First: Some notes on using Ghostscript. Create your 1200 TIFF (or JPEG) pages (on Linux you'd use gs
instead of gswin32c
):
gswin32c.exe ^
-dBATCH -dNOPAUSE -dSAFER ^
-sDEVICE=tiffg4 ^
-sOutputFile=C:\temp\tiffs\page-%06d.tif ^
-r72x72 ^
12000pages.pdf ^
# use -sDEVICE=jpeg to create *.jpeg files + adapt -sOutputFile= accordingly
# page-%06d.tif creates TIFFs named page-000001.tif through page-012000.tif*
Second: Some notes on the requirement of using (the freely available) libtiff utilities. When Ghostscript creates a TIFF page, it will note its current version, date and time plus some other meta data inside the TIFF. This could botch your MD5 checking, because otherwise identical TIFFs may carry a different date/time stamp. Hence the need to "normalize" these. Use tiffinfo page-000001.tif
or tiffdump page-000001.tif
to see what I mean. You could see s.th. like this:
c:\downloads> tiffdump.exe page-000001.tif
page-000001.tif:
Magic: 0x4949 <little-endian> Version: 0x2a
Directory 0: offset 2814 (0xafe) next 0 (0)

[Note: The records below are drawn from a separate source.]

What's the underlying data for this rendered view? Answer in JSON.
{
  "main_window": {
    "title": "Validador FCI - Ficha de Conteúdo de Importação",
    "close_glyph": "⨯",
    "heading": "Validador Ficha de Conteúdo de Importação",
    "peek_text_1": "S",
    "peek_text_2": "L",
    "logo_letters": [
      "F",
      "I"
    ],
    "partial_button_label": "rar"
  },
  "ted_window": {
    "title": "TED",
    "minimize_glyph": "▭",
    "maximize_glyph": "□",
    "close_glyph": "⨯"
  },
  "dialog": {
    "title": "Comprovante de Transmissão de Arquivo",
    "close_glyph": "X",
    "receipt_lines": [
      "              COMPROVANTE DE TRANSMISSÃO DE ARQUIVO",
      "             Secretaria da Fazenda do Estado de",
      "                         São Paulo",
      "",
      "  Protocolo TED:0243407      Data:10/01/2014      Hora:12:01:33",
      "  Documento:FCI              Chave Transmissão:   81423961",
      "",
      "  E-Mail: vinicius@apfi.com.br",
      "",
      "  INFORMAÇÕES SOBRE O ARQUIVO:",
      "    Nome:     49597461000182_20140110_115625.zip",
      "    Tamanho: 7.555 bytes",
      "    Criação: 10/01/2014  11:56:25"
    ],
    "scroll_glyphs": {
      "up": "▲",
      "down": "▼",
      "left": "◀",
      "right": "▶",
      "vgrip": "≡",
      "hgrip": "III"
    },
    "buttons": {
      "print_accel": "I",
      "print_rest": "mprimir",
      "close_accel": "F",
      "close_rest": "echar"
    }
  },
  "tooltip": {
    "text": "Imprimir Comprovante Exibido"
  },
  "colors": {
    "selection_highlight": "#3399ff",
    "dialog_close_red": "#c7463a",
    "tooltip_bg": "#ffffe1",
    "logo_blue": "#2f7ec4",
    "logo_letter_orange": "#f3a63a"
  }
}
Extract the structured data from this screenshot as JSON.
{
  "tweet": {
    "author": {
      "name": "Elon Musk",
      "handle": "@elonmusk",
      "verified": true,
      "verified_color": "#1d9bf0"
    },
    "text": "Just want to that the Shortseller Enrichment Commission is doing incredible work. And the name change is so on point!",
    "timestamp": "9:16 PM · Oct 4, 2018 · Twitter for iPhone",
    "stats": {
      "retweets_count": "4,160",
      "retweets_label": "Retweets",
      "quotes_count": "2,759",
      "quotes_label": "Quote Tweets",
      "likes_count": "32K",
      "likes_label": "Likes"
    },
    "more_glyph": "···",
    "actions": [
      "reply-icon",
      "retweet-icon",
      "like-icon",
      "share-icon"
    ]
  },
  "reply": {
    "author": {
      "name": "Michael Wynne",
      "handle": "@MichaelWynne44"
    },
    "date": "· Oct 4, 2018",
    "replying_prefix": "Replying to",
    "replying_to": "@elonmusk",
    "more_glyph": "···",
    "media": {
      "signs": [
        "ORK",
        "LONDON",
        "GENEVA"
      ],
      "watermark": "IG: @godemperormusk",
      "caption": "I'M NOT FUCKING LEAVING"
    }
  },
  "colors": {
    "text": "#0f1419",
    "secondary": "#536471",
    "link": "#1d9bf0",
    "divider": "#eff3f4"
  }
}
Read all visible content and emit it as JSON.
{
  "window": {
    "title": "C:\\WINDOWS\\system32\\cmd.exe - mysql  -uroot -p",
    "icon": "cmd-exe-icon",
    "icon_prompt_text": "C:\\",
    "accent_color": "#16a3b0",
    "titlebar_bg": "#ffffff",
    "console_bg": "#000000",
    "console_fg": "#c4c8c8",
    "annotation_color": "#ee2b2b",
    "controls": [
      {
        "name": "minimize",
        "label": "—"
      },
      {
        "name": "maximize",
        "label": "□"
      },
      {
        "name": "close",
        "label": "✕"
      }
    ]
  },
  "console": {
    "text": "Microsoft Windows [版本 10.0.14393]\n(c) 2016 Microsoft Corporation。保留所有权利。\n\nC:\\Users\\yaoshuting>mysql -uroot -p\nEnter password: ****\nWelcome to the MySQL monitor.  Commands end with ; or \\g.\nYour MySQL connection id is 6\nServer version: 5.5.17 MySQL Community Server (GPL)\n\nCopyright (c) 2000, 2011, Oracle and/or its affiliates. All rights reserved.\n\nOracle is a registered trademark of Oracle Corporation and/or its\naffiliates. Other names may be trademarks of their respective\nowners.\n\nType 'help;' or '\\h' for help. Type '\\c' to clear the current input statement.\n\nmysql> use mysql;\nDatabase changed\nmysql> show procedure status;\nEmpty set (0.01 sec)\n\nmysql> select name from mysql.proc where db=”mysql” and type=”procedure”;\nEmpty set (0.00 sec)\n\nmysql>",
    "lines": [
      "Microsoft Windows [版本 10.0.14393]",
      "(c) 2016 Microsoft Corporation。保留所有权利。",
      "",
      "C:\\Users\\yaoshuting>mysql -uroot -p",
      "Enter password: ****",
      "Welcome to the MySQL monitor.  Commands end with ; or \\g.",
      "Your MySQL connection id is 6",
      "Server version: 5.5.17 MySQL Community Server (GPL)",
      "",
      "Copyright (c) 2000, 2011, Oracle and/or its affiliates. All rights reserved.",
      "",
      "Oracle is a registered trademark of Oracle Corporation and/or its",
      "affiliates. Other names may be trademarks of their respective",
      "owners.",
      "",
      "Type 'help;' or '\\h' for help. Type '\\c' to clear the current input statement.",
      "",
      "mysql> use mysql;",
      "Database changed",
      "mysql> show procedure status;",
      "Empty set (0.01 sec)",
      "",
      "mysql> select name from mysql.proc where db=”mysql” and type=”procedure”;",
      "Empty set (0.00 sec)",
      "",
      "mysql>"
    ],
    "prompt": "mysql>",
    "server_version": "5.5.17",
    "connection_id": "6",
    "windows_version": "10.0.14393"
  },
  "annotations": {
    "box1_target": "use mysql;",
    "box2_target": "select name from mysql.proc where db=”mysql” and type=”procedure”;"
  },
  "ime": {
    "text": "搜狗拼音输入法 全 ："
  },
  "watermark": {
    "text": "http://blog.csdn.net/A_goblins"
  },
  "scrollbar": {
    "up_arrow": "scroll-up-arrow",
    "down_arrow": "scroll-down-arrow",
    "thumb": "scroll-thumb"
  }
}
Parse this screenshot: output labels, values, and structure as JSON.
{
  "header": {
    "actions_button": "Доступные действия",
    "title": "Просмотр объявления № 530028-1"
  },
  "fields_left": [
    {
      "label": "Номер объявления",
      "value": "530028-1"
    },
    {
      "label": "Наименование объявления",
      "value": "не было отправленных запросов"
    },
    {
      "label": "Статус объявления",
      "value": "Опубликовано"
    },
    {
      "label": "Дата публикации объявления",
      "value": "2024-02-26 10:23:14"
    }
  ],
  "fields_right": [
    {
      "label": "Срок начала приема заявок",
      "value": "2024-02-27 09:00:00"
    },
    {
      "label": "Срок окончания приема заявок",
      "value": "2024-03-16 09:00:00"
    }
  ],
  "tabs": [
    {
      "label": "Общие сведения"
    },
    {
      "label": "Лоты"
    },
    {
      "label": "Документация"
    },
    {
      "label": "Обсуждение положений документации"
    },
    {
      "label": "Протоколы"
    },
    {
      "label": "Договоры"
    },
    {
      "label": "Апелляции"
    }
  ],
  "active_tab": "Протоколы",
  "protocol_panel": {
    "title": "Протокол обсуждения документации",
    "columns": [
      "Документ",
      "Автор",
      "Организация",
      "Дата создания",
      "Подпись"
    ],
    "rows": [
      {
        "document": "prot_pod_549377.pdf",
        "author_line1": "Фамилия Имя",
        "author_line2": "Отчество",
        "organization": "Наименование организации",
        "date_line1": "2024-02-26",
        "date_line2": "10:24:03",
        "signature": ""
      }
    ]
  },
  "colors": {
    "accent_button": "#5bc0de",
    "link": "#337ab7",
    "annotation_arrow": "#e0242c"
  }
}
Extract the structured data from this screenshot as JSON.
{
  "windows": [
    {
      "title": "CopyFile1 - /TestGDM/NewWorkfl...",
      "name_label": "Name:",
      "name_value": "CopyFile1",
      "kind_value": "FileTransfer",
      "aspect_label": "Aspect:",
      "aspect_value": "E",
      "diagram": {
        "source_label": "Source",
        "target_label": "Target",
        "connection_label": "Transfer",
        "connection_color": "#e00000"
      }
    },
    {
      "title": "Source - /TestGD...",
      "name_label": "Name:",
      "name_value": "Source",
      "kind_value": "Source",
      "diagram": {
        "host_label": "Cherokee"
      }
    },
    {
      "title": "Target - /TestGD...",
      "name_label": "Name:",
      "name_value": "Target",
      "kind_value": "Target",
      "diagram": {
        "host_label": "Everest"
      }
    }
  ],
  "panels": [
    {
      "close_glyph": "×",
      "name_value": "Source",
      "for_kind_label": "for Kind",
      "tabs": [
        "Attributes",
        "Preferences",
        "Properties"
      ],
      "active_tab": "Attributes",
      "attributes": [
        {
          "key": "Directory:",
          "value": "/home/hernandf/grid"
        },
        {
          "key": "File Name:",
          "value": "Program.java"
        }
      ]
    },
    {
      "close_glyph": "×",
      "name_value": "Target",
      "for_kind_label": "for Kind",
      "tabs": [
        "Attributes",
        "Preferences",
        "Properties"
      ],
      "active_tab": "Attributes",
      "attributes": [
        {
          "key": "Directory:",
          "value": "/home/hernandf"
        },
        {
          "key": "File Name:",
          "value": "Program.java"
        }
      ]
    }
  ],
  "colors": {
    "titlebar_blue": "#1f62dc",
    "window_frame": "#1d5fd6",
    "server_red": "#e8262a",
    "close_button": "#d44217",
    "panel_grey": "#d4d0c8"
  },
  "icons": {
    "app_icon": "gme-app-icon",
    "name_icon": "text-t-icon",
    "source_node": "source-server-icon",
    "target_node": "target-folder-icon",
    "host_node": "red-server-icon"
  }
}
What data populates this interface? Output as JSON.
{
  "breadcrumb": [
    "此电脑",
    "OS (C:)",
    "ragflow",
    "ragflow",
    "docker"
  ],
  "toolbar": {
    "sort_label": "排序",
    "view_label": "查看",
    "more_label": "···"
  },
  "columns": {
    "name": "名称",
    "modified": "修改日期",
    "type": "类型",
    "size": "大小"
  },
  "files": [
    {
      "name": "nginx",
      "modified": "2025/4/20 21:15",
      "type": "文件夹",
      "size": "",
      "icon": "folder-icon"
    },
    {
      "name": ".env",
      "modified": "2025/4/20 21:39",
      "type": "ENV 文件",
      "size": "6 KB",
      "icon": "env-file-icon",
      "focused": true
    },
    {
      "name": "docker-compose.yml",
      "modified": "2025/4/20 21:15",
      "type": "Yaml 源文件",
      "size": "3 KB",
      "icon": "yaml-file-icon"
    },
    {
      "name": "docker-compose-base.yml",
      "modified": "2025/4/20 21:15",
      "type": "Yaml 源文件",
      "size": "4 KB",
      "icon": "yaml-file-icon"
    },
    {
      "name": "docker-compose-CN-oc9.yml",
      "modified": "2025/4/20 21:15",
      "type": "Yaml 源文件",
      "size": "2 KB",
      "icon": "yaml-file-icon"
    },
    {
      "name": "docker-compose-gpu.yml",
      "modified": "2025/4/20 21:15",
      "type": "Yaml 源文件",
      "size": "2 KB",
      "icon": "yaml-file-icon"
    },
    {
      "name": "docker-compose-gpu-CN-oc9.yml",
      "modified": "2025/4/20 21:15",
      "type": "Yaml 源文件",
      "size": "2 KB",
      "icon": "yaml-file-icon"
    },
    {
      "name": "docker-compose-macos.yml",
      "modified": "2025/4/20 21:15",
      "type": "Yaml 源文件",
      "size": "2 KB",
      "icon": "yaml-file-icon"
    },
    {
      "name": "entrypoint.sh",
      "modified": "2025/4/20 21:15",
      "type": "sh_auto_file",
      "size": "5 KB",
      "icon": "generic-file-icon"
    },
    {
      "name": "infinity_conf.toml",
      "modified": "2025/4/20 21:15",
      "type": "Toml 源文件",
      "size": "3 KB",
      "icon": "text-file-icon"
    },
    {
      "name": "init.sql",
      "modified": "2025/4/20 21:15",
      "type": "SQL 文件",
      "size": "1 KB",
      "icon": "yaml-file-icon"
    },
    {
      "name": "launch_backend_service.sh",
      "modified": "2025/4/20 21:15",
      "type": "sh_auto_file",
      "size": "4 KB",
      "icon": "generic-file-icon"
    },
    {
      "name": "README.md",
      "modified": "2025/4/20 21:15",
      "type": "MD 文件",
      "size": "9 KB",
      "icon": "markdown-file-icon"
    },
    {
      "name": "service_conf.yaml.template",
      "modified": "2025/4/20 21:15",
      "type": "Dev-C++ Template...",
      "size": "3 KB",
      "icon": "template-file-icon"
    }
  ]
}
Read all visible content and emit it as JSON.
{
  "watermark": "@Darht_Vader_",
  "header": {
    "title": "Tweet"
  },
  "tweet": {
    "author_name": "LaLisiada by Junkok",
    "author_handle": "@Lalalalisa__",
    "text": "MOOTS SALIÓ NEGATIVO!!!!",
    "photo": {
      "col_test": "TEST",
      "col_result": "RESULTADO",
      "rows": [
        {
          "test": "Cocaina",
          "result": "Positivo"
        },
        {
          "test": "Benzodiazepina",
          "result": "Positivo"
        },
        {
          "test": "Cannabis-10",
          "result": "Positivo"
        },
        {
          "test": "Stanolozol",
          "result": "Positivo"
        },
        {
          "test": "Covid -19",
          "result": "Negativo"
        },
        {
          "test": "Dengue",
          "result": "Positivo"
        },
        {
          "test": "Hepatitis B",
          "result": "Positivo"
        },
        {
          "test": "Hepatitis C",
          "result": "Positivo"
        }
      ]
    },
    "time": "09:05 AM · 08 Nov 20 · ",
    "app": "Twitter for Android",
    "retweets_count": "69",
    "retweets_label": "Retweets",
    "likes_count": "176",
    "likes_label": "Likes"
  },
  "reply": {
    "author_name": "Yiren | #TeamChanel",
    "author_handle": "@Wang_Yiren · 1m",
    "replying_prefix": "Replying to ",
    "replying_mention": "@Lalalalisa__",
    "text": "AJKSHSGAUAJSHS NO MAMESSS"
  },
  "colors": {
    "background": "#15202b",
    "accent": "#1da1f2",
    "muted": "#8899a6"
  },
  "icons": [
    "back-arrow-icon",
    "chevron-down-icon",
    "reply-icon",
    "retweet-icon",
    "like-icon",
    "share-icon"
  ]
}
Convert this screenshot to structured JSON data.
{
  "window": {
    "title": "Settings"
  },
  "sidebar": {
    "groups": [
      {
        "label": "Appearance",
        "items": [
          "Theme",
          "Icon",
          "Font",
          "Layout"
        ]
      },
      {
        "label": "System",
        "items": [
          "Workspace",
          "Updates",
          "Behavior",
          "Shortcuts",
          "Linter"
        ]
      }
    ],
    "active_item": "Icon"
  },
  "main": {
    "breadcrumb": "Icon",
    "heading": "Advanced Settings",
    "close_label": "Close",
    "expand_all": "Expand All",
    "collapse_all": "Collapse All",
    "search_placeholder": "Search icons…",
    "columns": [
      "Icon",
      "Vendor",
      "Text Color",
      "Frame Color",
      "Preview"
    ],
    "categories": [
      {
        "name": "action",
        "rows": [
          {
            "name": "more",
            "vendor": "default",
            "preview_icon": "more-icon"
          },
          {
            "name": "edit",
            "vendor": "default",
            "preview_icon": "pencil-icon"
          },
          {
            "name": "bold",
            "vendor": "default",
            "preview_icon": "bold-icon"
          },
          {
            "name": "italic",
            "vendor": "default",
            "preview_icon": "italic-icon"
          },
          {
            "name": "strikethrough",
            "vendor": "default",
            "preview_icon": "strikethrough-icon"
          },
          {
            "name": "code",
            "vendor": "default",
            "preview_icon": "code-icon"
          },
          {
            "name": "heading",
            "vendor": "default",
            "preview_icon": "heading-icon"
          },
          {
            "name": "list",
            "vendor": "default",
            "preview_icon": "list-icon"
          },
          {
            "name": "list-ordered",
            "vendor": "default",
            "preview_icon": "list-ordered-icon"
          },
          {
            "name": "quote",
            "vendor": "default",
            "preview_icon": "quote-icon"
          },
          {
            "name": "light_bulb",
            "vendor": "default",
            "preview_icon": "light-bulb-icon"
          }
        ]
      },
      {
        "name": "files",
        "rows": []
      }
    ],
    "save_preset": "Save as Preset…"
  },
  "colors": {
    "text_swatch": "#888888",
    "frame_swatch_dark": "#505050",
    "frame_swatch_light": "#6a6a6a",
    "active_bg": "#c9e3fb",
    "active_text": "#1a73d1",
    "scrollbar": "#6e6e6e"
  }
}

SubFileType (254) LONG (4) 1<2>
ImageWidth (256) SHORT (3) 1<595>
ImageLength (257) SHORT (3) 1<842>
BitsPerSample (258) SHORT (3) 1<1>
Compression (259) SHORT (3) 1<4>
Photometric (262) SHORT (3) 1<0>
FillOrder (266) SHORT (3) 1<1>
StripOffsets (273) LONG (4) 8<8 341 1979 1996 2013 2030 2047 2064>
Orientation (274) SHORT (3) 1<1>
SamplesPerPixel (277) SHORT (3) 1<1>
RowsPerStrip (278) SHORT (3) 1<109>
StripByteCounts (279) LONG (4) 8<333 1638 17 17 17 17 17 13>
XResolution (282) RATIONAL (5) 1<72>
YResolution (283) RATIONAL (5) 1<72>
PlanarConfig (284) SHORT (3) 1<1>
Group4Options (293) LONG (4) 1<0>
ResolutionUnit (296) SHORT (3) 1<2>
PageNumber (297) SHORT (3) 2<0 0>
Software (305) ASCII (2) 21<GPL Ghostscript 8.71\0>
DateTime (306) ASCII (2) 20<2010:06:22 04:56:12\0>
Here is the command to "normalize" the date+time fields (which are tagged "306" in my case) in an example TIFF:
c:\downloads> tiffset -s 306 "0000:00:00 00:00:00" ex001.tif
As a result, the DateTime field now has changed:
c:\pa>tiffdump ex001.tif | findstr DateTime
DateTime (306) ASCII (2) 20<0000:00:00 00:00:00\0>
Now loop through all your TIFFs to normalize all their DateTime fields:
c:\downloads> for /l %i in (C:\temp\tiffs\*.tif) ^
do tiffset -s 306 "0000:00:00 00:00:00" %i
Third and Fourth: Run md5sum.exe and sort the list of files to find duplicates. Here is a commandline to use:
c:\downloads> md5sum.exe C:\temp\tiffs\*.tif | sort
As a result you should easily see which files/pages have the same MD5 hash. It will look similar to this:
c:\> md5sum.exe c:/temp/tiffs/page-0*.tif
[....]
fae9fa136c4f7ecca23b6a34d620fb02 *c:\temp\tiffs\page-000032.tif
fae9fa136c4f7ecca23b6a34d620fb02 *c:\temp\tiffs\page-000033.tif
fb5fef1732148d71bfff841c214cf836 *c:\temp\tiffs\page-000076.tif
fb5fef1732148d71bfff841c214cf836 *c:\temp\tiffs\page-000077.tif
fb86c1bdbc697eef7cb869f4e2e2957b *c:\temp\tiffs\page-000187.tif
fb86c1bdbc697eef7cb869f4e2e2957b *c:\temp\tiffs\page-000188.tif
fbb801ab3ef7ea33619132f97dcab045 *c:\temp\tiffs\page-000443.tif
fbb801ab3ef7ea33619132f97dcab045 *c:\temp\tiffs\page-000444.tif
fbc33cc0ff3e1252de1653ef2e978f94 *c:\temp\tiffs\page-000699.tif
fbc33cc0ff3e1252de1653ef2e978f94 *c:\temp\tiffs\page-000700.tif
fc3fd164e20bb707acddeabbc4e60f7e *c:\temp\tiffs\page-000899.tif
fc3fd164e20bb707acddeabbc4e60f7e *c:\temp\tiffs\page-000900.tif
[....]
I leave it to you to automate that step.
Fifth and Sixth: Delete all duplicate pages from your original PDF. Assume you now want to delete pages 33, 77, 188, 444, 700 and 900. Here is the pdftk.exe
command to achieve this:
c: > pdftk.exe A=12000pages.pdf ^
cat A1-32 A34-76 A78-187 A189-443 A445-699 A701-899 A901-end ^
output nonduplicates.pdf
*Edit: Don't know why I suggested TIFF at first -- more intelligent would be to use BMP. *
If you use -sDEVICE=bmp256
and -sOutputFile=C:\temp\tiffs\page-%06d.bmp
you will not have to deal with the 'normalisation' step I outlined above. The rest of the procedure (md5sum ...
) is the same....
The pdftk can split/combine/remove pages in PDF files. I don't know any function for finding duplicates.
You could split the document into individual pages and then either using just the file size or converting to plain text and using diff, find adjacent matching pages an delete them - then recombine into a single doc.